Estimate upper and lower bounds for the False Discovery Rate within the relative substitution frequency (RSF) support by integrating PAR-CLIP data and RNA-Seq data (current version makes use of unstranded RNA-Seq)

Usage

estimateFDR(countTable, RNASeq, substitution = 'TC', minCov = 20,
span = 0.1, cores = 1, plot = TRUE, verbose = TRUE, ...)

Arguments

countTable
A GRanges object, corresponding to a count table as returned by the getAllSub function
RNASeq
GRanges object containing aligned RNA-Seq reads as returned by readSortedBam
substitution
A character indicating which substitution is induced by the experimental procedure (e.g. 4-SU treatment - a standard in PAR-CLIP experiments - induces T to C transitions and hence substitution = 'TC' in this case.)
minCov
An integer defining the minimum coverage required at a genomic position exhibiting a substitution.
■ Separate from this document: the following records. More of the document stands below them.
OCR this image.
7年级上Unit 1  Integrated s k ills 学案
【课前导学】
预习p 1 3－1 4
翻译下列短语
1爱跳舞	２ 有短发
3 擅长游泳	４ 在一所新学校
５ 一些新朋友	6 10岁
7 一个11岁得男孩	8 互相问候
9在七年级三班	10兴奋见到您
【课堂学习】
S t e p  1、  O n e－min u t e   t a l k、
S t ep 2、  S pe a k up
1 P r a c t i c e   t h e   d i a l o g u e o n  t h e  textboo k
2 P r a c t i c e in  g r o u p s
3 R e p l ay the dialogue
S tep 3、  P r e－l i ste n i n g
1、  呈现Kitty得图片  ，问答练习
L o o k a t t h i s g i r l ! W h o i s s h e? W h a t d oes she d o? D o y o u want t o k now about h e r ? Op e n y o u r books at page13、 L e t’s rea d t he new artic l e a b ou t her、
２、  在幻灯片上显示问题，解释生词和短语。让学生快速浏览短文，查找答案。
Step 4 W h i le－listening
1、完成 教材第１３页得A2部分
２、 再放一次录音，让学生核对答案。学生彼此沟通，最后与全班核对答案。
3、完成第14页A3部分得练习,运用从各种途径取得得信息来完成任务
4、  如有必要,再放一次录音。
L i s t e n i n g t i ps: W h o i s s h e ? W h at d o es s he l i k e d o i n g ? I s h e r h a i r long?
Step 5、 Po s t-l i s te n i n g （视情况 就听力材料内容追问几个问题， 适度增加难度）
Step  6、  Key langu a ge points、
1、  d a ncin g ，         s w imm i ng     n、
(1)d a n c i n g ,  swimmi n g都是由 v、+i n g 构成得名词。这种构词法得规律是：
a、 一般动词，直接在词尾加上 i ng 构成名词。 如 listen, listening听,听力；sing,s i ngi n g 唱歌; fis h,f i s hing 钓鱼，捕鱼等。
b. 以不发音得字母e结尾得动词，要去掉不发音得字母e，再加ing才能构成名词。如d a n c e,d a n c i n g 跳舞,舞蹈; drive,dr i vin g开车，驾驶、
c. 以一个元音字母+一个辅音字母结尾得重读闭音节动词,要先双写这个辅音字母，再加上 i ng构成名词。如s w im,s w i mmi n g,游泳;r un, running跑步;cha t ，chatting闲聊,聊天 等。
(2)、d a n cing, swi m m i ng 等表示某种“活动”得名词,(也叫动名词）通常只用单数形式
Genomic positions of coverage less than minCov are discarded. Default is 20 (see Details).
span
A numeric indicating the width of RSF intervals to be considered for FDR computation. Defauls is 0.1 (i.e. 10 intervals are considered spanning the RSF support (0,1]
cores
An integer defining the number of cores to be used for parallel processing, if available. Default is 1.
plot
Logical, if TRUE a dotchart with cluster annotations is produced
verbose
Logical, if TRUE processing steps are printed
...
Additional parameters to be passed to the plot function

Value

  • A list with three slots, containing upper and lower FDR bounds, and the total number of positive instances each RSF interval. If plot, these three vectors are depicted as a line plot.

Details

For details on the FDR computation, please see Comoglio, Sievers and Paro.

See Also

readSortedBam, getAllSub Comoglio F, Sievers C and Paro R (2015) Sensitive and highly resolved identification of RNA-protein interaction sites in PAR-CLIP data, BMC Bioinformatics 16, 32.